Your Wireless is enabled. Try disconnecting the Wireless and turn off the Windows Firewall.
Make sure Network Discovery is turned on. Make sure File Sharing is turned on. If any computers are Windows XP, turn Off Simple File Sharing on them.


----------



## jimscreechy (Jan 7, 2005)

> I just don't see what you expect to see from an ipconfig. This is LAN only. There aren't even any switches or routers here. just one PC plugged into another.


Then how are you managing to connect more than one PC?


----------



## roodap (Mar 2, 2012)

looks like he has not enabled incoming connections


----------



## murkusdagger (Apr 30, 2014)

spunk.funk said:


> Your Wireless is enabled. Try disconnecting the Wireless and turn off the Windows Firewall.
> Make sure Network Discovery is turned on. Make sure File Sharing is turned on.
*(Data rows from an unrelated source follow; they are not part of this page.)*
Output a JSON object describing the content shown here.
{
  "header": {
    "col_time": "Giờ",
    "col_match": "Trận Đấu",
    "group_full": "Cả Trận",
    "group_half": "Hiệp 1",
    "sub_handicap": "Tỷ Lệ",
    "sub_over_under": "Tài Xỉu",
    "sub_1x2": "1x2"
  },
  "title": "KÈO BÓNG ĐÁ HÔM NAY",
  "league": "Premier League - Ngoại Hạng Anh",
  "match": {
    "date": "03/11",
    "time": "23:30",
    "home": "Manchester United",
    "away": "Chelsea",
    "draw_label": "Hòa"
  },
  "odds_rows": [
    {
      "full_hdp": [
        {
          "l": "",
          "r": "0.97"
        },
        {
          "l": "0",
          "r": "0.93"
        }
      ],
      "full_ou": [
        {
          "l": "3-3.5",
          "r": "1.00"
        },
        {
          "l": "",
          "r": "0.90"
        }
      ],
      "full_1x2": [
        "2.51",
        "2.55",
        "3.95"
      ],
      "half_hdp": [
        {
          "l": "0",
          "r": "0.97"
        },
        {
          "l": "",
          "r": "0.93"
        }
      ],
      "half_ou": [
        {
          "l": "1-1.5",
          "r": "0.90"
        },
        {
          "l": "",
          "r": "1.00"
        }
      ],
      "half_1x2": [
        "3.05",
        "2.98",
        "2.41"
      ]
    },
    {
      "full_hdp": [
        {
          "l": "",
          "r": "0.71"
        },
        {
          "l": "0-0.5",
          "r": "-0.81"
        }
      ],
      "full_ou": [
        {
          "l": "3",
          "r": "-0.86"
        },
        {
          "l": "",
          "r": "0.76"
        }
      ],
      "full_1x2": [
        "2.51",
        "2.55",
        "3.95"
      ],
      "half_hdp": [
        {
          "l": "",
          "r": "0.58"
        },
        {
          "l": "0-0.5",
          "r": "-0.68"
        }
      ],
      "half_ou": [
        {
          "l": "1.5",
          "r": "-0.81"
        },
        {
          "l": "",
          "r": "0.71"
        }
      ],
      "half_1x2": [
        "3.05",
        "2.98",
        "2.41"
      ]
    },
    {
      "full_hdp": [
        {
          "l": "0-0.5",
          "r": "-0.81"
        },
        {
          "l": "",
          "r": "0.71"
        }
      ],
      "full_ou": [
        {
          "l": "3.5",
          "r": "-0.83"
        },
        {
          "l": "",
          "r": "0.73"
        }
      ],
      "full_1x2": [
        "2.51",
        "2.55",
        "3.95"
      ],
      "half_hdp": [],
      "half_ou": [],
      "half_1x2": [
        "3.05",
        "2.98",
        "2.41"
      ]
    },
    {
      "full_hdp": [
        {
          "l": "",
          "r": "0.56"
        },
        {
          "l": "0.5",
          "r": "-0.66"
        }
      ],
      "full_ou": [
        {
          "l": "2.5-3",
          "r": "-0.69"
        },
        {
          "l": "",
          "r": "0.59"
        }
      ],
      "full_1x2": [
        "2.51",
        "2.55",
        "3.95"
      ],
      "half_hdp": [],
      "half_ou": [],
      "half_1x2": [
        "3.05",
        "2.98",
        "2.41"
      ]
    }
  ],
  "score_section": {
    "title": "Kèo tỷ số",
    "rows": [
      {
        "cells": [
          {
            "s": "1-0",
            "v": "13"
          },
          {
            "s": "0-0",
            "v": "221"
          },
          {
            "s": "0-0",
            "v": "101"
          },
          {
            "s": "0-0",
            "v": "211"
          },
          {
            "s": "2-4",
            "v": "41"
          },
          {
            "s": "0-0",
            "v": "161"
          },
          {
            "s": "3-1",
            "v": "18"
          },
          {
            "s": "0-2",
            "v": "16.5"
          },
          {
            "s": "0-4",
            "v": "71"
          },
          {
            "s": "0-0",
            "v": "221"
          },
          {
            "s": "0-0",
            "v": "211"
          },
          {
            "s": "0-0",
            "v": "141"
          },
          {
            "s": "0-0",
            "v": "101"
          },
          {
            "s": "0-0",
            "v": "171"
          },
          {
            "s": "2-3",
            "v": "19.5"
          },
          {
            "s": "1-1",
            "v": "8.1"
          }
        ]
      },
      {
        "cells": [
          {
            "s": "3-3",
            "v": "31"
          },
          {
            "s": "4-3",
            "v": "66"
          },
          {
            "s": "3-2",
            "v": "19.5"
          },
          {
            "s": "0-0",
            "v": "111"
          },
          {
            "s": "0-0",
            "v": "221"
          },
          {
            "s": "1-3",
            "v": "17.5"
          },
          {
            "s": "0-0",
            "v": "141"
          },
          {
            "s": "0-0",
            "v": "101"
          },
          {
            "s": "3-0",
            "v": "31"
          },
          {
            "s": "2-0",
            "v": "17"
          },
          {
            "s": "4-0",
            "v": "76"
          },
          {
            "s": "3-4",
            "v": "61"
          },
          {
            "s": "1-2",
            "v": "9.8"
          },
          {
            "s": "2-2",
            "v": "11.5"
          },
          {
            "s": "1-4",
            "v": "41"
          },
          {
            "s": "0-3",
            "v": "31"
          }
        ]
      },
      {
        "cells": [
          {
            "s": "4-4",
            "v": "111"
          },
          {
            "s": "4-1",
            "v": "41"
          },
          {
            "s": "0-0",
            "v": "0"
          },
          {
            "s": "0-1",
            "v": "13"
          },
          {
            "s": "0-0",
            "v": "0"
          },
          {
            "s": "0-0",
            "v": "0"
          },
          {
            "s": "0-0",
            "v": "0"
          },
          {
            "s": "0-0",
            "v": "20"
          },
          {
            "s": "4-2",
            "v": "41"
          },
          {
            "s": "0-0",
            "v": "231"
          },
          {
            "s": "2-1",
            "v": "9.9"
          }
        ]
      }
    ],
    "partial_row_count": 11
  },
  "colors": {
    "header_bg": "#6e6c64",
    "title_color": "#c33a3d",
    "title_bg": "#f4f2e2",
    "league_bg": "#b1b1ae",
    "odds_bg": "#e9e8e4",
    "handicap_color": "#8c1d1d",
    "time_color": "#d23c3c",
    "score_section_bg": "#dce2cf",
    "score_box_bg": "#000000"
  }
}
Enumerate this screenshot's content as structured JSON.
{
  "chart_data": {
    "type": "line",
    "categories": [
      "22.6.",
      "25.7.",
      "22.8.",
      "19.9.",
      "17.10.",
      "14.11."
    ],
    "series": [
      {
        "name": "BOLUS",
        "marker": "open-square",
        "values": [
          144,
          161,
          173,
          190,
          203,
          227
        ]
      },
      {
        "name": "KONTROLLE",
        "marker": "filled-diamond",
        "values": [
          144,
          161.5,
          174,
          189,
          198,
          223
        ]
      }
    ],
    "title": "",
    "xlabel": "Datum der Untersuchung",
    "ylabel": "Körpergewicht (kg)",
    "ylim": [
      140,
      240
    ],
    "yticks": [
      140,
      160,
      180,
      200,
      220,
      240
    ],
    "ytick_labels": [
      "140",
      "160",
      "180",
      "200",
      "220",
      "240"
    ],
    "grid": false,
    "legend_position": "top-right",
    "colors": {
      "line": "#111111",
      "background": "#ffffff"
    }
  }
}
If any computers are Windows XP, turn Off Simple File Sharing on them.


We've tried disabling the wireless already to no effect. 2 of the other machines are also windows 8, and the other is a windows 7 machine. As i said earlier their firewalls are having no issues. I can ping them fine and such. But they can't ping me.




jimscreechy said:


> Then how are you managing to connect more than one PC?
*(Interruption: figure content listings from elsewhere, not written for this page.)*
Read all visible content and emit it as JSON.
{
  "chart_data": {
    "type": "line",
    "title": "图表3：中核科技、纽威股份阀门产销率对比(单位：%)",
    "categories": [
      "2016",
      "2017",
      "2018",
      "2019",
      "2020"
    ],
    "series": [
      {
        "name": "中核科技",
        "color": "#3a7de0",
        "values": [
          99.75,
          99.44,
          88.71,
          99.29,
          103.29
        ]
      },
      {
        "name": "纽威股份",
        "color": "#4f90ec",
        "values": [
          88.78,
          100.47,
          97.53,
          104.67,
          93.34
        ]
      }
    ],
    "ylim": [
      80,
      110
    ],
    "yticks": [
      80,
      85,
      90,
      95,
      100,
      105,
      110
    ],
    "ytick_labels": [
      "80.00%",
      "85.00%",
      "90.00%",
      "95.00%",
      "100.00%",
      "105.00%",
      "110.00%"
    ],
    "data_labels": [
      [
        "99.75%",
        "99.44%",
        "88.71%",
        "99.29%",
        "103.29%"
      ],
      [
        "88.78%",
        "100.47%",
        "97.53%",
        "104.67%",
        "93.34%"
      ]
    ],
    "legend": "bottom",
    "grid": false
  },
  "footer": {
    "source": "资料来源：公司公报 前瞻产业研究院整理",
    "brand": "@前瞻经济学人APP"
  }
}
I only connect to 1 PC at a time; when I was talking about the other PC's I connect to, I meant there are 3 other people I connect my PC to for gaming, but we only pair up 2 PCs at any given time.

just the one ethernet port on my machine to the one ethernet port on another machine.




roodap said:


> looks like he has not enabled incoming connections


where do you see that? and how do I fix that?


----------



## spunk.funk (May 13, 2010)

You certainly can keep trying to do this the hard way, but this would be a cake walk if you all plugged into a router.


----------



## roodap (Mar 2, 2012)

Windows 8.1 Allow incoming VPN connection - Super User
there are some ideas. but make sure to put back ll settings before going on the net.
it should work.

you may try to use teamviewer or ultravnc or some such program to control computers each other.


----------



## murkusdagger (Apr 30, 2014)

spunk.funk said:


> You certainly can keep trying to do this the hard way, but this would be a cake walk if you all plugged into a router.
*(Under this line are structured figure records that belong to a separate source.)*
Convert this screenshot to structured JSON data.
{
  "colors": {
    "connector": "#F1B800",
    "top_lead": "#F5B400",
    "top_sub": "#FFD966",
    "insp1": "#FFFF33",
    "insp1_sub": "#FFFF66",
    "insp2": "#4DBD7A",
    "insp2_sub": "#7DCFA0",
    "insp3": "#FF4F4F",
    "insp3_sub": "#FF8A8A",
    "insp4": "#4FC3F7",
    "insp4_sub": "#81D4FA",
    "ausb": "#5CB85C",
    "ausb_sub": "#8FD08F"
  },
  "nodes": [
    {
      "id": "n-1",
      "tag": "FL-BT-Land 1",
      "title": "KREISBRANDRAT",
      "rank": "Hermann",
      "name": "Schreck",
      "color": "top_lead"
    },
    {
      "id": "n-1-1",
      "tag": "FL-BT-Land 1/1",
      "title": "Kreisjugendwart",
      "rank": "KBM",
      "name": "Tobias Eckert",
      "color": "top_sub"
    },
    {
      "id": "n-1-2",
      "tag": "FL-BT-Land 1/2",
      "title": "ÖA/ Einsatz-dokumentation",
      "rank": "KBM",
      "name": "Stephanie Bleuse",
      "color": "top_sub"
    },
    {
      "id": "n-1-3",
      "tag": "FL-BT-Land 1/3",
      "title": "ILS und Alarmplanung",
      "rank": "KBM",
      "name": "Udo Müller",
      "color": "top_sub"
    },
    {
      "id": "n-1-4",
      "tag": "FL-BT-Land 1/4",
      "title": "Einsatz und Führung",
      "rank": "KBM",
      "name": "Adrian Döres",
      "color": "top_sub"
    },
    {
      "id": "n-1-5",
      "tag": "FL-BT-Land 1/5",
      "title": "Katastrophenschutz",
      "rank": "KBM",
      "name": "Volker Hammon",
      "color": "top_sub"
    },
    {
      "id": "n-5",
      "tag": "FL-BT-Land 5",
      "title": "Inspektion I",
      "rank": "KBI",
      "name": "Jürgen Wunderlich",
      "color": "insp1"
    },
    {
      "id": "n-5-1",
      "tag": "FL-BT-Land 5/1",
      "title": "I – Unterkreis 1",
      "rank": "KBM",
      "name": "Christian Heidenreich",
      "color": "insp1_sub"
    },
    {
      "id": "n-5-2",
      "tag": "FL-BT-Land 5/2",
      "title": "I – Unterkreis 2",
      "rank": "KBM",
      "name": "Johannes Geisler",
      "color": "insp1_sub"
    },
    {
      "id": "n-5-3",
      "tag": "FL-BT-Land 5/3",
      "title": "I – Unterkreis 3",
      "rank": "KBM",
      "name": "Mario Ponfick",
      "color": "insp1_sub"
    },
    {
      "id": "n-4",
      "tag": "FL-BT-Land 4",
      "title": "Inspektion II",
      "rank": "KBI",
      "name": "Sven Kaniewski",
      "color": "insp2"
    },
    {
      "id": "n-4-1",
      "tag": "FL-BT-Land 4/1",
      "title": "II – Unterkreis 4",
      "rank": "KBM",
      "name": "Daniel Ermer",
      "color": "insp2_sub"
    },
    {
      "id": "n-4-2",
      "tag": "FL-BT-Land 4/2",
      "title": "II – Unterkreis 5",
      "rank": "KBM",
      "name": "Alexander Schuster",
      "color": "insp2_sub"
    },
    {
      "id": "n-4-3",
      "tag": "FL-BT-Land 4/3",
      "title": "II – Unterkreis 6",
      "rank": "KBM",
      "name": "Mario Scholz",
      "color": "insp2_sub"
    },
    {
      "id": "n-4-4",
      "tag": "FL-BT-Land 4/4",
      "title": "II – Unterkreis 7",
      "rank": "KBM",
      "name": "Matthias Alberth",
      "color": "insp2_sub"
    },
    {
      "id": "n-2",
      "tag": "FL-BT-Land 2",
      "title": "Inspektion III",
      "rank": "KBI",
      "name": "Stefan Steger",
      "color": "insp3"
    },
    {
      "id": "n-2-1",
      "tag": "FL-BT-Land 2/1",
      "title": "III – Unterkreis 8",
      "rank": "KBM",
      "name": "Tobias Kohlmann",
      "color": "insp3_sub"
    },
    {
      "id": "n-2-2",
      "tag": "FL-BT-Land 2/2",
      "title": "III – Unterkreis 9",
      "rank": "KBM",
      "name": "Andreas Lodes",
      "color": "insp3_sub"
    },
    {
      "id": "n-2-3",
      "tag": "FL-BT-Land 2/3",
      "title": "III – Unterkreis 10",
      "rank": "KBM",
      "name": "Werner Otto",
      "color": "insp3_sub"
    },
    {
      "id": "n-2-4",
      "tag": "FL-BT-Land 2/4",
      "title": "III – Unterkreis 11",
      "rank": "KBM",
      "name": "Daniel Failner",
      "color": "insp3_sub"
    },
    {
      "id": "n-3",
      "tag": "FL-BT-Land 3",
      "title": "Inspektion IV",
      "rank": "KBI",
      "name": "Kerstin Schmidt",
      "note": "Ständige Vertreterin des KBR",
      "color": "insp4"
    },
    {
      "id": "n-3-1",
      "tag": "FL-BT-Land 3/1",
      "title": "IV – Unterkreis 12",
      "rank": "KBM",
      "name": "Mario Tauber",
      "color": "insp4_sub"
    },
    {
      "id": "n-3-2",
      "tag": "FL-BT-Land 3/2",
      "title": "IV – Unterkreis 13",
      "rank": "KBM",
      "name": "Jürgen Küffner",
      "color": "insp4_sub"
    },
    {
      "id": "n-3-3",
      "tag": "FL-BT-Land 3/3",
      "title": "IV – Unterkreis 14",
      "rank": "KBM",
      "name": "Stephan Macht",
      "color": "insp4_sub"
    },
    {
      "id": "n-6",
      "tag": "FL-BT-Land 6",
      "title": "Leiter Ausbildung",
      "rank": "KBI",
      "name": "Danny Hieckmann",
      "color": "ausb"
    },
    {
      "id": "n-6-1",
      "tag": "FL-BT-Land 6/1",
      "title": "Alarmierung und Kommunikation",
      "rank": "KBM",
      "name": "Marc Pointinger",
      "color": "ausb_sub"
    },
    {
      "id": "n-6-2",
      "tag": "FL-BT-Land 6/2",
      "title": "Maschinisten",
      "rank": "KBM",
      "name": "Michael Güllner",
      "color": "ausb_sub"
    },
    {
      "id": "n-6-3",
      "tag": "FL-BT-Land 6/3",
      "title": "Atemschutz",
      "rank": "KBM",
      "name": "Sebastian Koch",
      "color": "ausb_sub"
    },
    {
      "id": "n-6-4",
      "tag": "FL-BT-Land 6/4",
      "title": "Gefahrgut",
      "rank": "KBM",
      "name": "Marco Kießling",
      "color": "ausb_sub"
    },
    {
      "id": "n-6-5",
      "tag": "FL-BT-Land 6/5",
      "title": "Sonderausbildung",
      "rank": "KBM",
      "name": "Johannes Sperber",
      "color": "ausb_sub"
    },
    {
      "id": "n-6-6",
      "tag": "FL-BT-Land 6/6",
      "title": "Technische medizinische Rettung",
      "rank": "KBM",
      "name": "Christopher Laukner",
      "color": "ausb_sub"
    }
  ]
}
We've played games plugged into a router too. also played off wifi. But none of those options fix THIS problem that's coming from my machine, that is i can't be the host, and i can't be pinged.

the reason we mainly play connected by just an ethernet is because we have laptops, and we often play where ever we are, be it school, the library, at the park, etc, and we can't always use the networks that are available there for gaming.

EVEN PLUGGED INTO A ROUTER, I CAN'T HOST THE GAME. THE CONNECTION IS NOT THE PROBLEM. I KNOW THIS, BECAUSE I CAN CONNECT TO A GAME HOSTED ON MY FRIEND'S MACHINE JUST FINE.


----------



## murkusdagger (Apr 30, 2014)

roodap said:


> Windows 8.1 Allow incoming VPN connection - Super User
> there are some ideas. but make sure to put back ll settings before going on the net.
> it should work.
> 
> you may try to use teamviewer or ultravnc or some such program to control computers each other.


I'll give this a shot. I've tried hamachi already, but i didn't realize i could make a VPN with in windows software. my friend should be here soon.


----------



## murkusdagger (Apr 30, 2014)

Well unfortunately the VPN solution bears the same results. I can connect one way, but the connections do not seem to work the other way.


----------



## roodap (Mar 2, 2012)

ultravnc has a server and a viewer. if you setup ultravnc in both /all machines you can connect any or all of them.
you set password for each machine and its name
i have done with 3 computers and can operate any machine from any machine.
when connecting to internet be sure to switch off the ultravnc server.
from ultravnc viewer you can log on to other machines nd vise versa
you will get to the other machine's desktop and from there you can work to your games or what ever.


----------